When the partnership with the local hospital first occurred, Smith said he would often get calls from the nurse practitioner about whether a patient needed transport.
“My response was always when in doubt, transport,” Smith said. “It’s that simple. And we’re only looking for 40 percent reduction.”
There is always a risk when dealing with medical calls, but the risk of not transporting a person who might need it, is just not worth it Smith said. Nevertheless, he acknowledges there is some risk to the Mesa model, but he believes the net result and the overall improvement is worth it.
“Sometimes you have to be willing to take a risk for the betterment of the system,” Smith said.
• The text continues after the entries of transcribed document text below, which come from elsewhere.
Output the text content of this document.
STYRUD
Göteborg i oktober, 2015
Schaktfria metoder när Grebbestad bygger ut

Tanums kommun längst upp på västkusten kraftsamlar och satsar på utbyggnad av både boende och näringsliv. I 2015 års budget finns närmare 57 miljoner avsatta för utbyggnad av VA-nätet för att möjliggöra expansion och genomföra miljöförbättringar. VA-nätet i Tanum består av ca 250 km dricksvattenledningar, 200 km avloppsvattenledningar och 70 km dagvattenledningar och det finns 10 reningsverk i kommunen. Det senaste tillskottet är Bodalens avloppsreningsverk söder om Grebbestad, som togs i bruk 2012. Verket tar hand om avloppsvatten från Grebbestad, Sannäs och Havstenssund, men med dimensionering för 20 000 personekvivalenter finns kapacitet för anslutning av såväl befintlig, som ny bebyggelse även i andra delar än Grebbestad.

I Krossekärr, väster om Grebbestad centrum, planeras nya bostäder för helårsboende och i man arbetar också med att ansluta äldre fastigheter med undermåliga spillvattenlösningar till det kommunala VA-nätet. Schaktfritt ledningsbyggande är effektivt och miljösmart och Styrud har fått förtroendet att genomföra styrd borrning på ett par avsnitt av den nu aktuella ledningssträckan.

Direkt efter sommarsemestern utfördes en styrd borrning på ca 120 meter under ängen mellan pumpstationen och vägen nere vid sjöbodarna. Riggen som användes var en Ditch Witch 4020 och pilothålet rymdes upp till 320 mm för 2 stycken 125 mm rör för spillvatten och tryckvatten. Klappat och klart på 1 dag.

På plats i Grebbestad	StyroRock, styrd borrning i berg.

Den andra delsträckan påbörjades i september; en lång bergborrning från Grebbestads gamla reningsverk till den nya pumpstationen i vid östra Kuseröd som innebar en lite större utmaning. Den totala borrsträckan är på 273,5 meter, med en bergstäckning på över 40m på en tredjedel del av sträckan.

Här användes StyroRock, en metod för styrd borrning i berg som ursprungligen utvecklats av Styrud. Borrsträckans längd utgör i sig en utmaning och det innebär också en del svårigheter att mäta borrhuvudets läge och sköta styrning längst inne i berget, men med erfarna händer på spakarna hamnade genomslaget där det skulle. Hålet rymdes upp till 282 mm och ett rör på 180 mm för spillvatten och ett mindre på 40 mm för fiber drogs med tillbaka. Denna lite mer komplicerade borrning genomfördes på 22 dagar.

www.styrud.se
Beck said that like firefighting, sometimes things just need to be done.
“Go do what firefighters do to solve the problem and ask for forgiveness later,” said Beck who comes from a 100-year line of firefighters.
Beck said the way to make this model work is to collect lots and lots of data to show the savings and to prove better outcomes for the patients. Hospital will help underwrite and pay for the services provided by the fire department under this model because they see the huge savings.
Smith said hospitals will reimburse costs for follow up care in the home because it helps keep people out of the hospital because they’re not taking their medication, or not following orders.
Beck added that the service fire departments provide can also help prevent injury and illness. Firefighters for years have been in the prevention business and it just makes sense to expand that service into helping prevent hospitalization and medical emergencies. And, it won’t hurt to tack a smoke detector up at the same time, he said.
“The fire service has to do this,” Beck said. We know what happened those who abandoned it in the past,” Beck said. “This is our future. It is our present.”